In parallel with the promotion of intensive farming, the cultivable area must be extended and new land cleared the question of farming machinery will be solved gradually. As a developing country we have had to pay a high price for our tractors (which numbered 39 400 in 1982).

In learning our lesson from our experience, by the year 2000 we will have achieved selective mechanization. For instance, there will be mechanized irrigation, drainage, tilling, transport, insecticide treatment, etc., for rice crops. But for all crops, mechanization must be combined with manual work. In regions where automation has partially been achieved, we shall reorganize tractor stations, consolidate labour groups, and improve management by giving priority to machinery repair and supplying spare parts.

In the change from small- to large-scale production, we realize that we cannot simply rely on the revolutionary enthusiasm of the masses to achieve a hasty socialization of production by adopting administrative measures, and we know that we must choose the right forms of collectivization.

In 1982, the five million farmer families belonging to the country's 15 000 agricultural cooperatives account for 96.9 per cent of the population in the north and 24.4 per cent in the south, with varying forms and degrees of collectivization according to the level and type of productive forces prevailing in each locality. In addition to the cooperatives and mutual aid organizations, to stimulate production further, we are setting up a network of buying, selling, and credit cooperatives.

The sector of family economics is of fundamental importance since it provides the population with the majority of its foodstuffs. We must insist on the vast expansion of vegetable gardens, fish breeding, and animal husbandry with the help of the collective economy and under the protection of organizations responsible for technical services.

Farm cooperatives, state farms, and family farms constitute complementary economic sectors. The combination of all three makes it possible to obtain high yields.

In order to implement the aforementioned socio-economic strategy, several broad policies must be adopted. First of all an investment policy: in any economy, the percentage of finished products is an extremely important indicator. Given the predominant role of agriculture' we must invest in that sector.
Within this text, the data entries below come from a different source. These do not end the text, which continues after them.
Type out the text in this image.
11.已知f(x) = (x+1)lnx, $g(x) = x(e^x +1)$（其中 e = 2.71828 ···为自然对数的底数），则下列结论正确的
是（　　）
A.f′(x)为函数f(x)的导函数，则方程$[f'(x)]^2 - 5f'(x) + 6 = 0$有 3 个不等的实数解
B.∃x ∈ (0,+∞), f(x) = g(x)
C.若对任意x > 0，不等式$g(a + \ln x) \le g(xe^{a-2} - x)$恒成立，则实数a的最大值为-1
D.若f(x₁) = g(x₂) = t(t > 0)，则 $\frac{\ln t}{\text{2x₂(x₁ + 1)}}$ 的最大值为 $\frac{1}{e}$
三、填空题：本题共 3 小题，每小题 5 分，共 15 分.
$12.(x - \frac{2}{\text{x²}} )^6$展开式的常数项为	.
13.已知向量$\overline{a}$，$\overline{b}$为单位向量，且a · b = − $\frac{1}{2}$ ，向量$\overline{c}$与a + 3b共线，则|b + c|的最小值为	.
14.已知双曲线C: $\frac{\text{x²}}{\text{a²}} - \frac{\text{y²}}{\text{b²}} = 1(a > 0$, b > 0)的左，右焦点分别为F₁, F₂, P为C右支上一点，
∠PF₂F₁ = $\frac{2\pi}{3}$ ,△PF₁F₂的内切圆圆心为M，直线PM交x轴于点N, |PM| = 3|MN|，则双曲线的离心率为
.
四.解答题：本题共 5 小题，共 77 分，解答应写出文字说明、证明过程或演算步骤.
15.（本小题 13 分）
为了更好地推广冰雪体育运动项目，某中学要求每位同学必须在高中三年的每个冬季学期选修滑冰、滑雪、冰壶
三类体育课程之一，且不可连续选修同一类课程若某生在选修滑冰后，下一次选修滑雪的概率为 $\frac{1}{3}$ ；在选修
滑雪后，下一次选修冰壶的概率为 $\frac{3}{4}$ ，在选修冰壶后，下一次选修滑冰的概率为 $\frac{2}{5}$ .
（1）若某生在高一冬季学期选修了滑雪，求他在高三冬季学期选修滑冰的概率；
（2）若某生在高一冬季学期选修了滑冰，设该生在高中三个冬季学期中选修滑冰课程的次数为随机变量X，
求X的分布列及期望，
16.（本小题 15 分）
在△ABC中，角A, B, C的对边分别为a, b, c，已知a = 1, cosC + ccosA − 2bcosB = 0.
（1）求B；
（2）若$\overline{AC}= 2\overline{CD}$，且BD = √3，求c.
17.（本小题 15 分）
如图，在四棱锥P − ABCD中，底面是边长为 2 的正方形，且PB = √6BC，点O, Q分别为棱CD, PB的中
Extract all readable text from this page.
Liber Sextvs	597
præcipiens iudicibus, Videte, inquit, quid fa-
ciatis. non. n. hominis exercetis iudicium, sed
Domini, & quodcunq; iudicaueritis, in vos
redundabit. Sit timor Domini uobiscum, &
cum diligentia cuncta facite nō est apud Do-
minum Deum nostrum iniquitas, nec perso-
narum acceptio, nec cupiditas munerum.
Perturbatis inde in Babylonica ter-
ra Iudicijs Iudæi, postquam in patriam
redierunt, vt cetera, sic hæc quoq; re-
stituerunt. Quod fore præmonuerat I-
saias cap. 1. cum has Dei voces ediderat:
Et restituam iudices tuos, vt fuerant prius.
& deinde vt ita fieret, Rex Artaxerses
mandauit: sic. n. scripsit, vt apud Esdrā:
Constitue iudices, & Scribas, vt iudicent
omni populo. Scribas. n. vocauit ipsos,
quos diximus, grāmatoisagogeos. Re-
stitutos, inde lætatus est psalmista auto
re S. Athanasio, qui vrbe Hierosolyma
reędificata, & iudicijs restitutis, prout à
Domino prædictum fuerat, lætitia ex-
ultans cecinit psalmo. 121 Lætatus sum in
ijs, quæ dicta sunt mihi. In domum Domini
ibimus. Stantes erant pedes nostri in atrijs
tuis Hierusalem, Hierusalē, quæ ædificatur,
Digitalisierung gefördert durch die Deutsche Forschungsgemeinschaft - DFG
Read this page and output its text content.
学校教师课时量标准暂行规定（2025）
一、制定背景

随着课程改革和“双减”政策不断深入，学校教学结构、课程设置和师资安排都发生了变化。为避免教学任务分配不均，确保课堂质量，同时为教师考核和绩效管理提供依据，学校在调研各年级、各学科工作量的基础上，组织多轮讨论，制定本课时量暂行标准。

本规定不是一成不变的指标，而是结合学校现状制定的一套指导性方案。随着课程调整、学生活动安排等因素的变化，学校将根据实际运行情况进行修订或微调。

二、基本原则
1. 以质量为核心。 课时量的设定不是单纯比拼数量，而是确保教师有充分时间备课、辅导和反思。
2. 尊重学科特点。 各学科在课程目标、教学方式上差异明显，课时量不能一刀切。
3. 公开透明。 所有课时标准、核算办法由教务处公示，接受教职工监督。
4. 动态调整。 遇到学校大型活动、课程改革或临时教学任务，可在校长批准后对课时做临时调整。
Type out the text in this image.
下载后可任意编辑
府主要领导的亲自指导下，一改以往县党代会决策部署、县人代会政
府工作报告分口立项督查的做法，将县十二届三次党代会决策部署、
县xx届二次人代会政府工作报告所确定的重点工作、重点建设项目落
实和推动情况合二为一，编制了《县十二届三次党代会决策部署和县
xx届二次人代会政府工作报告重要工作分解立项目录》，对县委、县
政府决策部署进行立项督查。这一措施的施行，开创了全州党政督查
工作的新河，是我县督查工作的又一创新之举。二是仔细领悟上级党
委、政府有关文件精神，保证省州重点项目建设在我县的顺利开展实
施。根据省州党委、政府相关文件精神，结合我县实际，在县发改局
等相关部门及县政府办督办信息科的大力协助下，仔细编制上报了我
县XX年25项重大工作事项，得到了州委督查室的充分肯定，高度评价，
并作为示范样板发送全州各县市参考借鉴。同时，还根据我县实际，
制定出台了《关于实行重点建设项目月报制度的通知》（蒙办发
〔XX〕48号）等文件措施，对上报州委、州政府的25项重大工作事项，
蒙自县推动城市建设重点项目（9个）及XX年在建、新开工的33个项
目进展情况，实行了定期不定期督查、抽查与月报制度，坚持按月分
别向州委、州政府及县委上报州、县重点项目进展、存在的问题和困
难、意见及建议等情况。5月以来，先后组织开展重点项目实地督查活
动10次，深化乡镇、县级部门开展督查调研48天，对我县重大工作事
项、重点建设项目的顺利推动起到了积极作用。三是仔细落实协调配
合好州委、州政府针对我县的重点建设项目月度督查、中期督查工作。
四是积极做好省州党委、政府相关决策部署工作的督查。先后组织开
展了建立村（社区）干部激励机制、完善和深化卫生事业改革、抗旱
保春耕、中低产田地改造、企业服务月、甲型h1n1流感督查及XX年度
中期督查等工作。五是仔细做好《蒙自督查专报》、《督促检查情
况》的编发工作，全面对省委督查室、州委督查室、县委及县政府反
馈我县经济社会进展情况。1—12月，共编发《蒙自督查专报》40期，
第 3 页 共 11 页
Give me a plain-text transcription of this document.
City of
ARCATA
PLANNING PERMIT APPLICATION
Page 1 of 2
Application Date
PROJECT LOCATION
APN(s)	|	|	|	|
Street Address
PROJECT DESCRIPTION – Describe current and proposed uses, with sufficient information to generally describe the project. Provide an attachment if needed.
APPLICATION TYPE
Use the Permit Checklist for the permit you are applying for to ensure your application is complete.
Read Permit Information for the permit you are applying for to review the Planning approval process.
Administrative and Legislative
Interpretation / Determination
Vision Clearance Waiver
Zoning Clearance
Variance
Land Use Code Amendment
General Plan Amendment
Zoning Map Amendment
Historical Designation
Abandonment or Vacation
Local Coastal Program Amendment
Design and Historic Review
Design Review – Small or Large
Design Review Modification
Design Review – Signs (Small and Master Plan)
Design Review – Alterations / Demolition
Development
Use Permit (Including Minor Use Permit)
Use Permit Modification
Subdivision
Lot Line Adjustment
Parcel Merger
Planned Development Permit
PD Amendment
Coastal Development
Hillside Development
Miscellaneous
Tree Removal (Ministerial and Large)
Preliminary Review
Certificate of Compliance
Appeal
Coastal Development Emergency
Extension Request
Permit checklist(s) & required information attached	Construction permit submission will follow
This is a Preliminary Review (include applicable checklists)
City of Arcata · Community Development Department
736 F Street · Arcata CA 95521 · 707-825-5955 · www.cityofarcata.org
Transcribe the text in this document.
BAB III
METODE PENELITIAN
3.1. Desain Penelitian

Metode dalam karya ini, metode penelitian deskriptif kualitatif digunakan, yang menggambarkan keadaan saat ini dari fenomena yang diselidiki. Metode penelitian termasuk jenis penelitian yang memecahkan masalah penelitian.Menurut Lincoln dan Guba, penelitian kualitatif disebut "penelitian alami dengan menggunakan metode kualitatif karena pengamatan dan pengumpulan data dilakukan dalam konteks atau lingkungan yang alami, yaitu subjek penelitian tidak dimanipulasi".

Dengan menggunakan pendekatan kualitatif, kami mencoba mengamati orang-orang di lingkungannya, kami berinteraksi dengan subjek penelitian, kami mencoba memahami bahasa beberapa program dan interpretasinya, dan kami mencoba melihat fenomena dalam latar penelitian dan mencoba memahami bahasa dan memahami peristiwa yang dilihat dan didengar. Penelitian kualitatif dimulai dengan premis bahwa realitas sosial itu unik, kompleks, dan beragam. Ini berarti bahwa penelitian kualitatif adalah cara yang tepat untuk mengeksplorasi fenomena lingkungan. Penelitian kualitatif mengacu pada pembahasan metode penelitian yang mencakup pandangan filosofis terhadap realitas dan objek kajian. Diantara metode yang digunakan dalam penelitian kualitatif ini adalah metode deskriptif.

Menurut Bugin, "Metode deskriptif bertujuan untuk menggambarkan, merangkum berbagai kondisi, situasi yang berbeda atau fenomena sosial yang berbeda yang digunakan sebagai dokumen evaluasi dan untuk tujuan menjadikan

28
In the 1976-1980 plan, agricultural production accounted for 28 per cent of gross production, but investments in the agricultural sector represented only 21 per cent of the overall investments in the nation's economy.

This investment policy was applied during the period of transition to socialism: particularly in the initial phase in which the collective and private economy still represents a notable proportion and where state capital is still limited. That is why our policy will be backed by the slogan: "The State and the people work together. Central and local organizations work together." In agriculture this slogan has begun to yield positive results.

Investment policy in agriculture and in the economy in general is closely connected with the population growth policy. We all know that the investment funds are divided into three parts: one to maintain and repair existing structures, another to promote production, and the third concerns the population growth rate (food, housing, clothing, nursery schools, schools, health, vocational training). In recent years, our country's population growth rate has been high. From 1979 to 1983 it was 2.1 per cent, which had a negative effect on our economy. We must therefore take the necessary measures to promote family planning in order to reduce the investments envisaged to compensate for the population growth rate, and to increase the volume of capital injected into the economy.